Yesterday I had the great opportunity to walk down the R Street Corridor with Dr. Michael Schmandt as he prepares for one of his semi-regular walking tours he gives to geography students. I had a really good time and there was a lot of knowledge sharing between the two of us. I was able to provide additional bits of historical context here and there (just little things, he knows the history of the street very well indeed) and he filled me in a lot on the current state of redevelopment of the corridor as well as some of the urban geography concepts that R Street exemplifies.

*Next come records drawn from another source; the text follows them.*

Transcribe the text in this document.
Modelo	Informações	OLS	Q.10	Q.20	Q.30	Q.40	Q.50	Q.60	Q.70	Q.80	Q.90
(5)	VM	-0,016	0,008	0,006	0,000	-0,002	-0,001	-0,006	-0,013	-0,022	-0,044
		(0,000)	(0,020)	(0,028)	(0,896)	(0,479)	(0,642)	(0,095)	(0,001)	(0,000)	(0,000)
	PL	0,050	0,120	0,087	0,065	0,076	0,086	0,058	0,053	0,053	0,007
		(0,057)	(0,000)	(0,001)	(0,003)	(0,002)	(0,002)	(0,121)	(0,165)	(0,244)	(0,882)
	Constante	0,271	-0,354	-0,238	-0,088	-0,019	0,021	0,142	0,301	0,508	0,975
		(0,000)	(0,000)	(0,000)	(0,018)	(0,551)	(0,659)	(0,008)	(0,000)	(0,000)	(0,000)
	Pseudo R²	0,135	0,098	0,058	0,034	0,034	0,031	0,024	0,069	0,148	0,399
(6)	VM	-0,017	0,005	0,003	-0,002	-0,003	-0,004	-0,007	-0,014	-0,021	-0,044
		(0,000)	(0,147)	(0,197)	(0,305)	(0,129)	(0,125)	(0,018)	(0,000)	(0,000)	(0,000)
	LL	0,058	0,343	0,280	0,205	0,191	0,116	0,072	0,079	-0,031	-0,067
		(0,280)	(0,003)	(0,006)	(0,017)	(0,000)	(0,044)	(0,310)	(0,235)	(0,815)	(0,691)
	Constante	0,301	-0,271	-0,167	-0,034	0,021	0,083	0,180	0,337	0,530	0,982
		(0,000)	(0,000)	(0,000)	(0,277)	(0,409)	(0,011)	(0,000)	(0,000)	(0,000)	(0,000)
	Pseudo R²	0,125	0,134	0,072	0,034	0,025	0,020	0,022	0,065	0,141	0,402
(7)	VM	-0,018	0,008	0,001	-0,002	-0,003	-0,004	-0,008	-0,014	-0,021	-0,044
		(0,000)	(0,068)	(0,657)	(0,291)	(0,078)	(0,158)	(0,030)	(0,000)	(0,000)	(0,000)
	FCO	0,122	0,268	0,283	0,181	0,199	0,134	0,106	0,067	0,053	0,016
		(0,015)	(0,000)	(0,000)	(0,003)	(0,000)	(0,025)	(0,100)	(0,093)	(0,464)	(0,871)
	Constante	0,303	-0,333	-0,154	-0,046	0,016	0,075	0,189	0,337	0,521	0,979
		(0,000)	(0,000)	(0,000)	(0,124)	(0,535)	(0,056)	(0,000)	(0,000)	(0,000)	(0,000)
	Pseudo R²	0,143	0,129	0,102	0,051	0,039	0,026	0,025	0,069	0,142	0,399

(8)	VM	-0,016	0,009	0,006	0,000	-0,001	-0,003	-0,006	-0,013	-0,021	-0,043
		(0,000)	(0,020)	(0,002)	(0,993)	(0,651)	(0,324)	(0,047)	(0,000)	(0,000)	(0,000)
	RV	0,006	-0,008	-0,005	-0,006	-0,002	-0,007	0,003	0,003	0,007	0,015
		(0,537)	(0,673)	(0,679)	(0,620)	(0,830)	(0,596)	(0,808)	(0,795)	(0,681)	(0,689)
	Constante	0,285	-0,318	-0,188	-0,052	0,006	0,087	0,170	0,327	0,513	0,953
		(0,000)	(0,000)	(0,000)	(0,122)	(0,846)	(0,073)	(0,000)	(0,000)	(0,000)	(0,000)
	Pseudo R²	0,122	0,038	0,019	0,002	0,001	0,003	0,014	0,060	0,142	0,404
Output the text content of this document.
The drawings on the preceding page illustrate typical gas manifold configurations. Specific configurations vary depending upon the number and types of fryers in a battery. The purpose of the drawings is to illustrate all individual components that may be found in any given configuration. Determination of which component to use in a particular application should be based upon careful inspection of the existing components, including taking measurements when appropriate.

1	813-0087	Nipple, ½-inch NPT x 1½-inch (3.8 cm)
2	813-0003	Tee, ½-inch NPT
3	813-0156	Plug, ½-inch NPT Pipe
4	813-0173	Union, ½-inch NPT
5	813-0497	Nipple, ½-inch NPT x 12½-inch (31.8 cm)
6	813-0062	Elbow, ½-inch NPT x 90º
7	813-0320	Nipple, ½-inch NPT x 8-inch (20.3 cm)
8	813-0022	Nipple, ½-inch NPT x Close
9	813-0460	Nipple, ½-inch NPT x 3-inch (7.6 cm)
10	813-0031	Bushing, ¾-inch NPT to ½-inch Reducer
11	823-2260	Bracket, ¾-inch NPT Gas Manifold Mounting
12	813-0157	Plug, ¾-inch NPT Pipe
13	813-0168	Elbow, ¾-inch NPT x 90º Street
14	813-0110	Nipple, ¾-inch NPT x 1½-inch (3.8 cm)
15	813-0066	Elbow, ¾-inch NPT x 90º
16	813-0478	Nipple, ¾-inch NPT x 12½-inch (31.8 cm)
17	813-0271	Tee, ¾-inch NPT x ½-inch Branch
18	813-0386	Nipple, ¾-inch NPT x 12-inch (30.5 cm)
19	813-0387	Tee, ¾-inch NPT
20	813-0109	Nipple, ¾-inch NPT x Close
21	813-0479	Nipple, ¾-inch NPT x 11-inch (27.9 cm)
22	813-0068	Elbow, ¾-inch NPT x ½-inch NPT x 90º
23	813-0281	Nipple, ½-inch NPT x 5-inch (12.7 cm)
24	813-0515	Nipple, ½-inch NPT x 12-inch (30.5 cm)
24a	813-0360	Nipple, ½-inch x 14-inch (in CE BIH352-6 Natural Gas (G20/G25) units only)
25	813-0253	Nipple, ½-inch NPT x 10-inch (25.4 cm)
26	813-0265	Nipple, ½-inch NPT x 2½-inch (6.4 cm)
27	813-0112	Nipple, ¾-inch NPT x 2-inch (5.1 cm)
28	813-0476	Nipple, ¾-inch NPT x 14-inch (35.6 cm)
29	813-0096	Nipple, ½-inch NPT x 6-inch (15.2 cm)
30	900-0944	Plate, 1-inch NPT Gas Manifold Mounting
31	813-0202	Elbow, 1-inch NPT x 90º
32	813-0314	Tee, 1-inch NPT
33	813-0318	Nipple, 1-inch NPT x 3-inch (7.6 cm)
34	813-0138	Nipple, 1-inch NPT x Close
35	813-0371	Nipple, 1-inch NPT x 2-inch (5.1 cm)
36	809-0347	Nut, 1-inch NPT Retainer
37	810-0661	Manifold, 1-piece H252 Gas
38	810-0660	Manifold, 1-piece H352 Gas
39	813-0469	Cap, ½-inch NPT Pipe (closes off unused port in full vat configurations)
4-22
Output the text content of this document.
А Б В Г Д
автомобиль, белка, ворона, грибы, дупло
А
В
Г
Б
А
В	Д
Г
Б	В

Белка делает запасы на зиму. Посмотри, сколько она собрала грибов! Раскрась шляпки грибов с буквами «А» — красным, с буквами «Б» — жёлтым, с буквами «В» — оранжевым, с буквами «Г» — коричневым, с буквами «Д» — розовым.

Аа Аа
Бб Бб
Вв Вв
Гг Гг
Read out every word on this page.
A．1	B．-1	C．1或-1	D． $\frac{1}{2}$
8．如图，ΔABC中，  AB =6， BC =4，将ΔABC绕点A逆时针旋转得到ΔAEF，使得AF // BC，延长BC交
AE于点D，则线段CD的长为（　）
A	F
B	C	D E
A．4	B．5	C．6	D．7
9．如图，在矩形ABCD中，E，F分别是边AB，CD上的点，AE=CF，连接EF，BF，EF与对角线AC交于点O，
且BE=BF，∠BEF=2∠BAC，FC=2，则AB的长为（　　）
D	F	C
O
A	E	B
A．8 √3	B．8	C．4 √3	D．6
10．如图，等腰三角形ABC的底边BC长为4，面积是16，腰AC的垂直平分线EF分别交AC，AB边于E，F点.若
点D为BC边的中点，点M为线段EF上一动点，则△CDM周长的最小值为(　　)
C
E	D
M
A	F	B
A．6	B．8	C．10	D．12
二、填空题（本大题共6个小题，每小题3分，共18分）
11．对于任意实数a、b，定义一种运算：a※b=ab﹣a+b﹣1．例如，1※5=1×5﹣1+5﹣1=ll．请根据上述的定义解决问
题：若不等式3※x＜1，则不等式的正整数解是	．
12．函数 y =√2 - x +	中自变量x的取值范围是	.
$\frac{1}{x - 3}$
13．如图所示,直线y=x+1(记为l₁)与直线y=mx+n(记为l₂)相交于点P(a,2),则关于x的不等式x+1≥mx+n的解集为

I had a number of historic photos from different eras of different locations on R Street and my copy of the 1946 Southern Pacific R Street "station plan" with me. "Station" in this context comes from the railroad specific definition: "a place that is designated in the timetable by name". So it's essentially  a map of the industry sidings and the building footprints in the 1 inch = 100 foot scale. Even though it's a S.P. plan. it helpfully shows the layout of both the Western Pacific as well as the Southern Pacific tracks. Time and again we were able to compare the current state of R Street with the historic pictures and the station plan.

Along the way, Michael pointed out a number of things I didn't realize were there on R. For instance, the parking lot for Otto construction at 2nd and R features rail borders that almost assuredly came from R Street - possibly, I would speculate, from the sidings of the Western Pacific freight house that used to occupy that space.

Also I didn't know there is a pedestrian tunnel that links the older and newer CalPERS buildings, and in that tunnel is a small display of historic pictures and artifacts. The display is part of the result of the archaeological and historical research that was done before construction of the new building.



The other, and perhaps most glaring thing I've missed are the new historical plaques that were installed with the new streetscape in the 10th and R region. There are three or four of them embedded in the sidewalk at various places.
 Things you learn from plaques....I didn't know the Fuller building wasn't built by the W.P. Fuller Co
(pretty sure it was at least added onto by them though) 
It was good walk, a great conversation and I even burned a few calories while I was at it! Not bad for a Fall Friday in Sacramento.

1 comment:

  1. Great info about geography and history right in my back yard now that I live next to PERS. I used to pick up occasional shipments in the 80's for my company on R St. at a freight house (that arrived by truck). Unfortunately I have no mental picture of the location.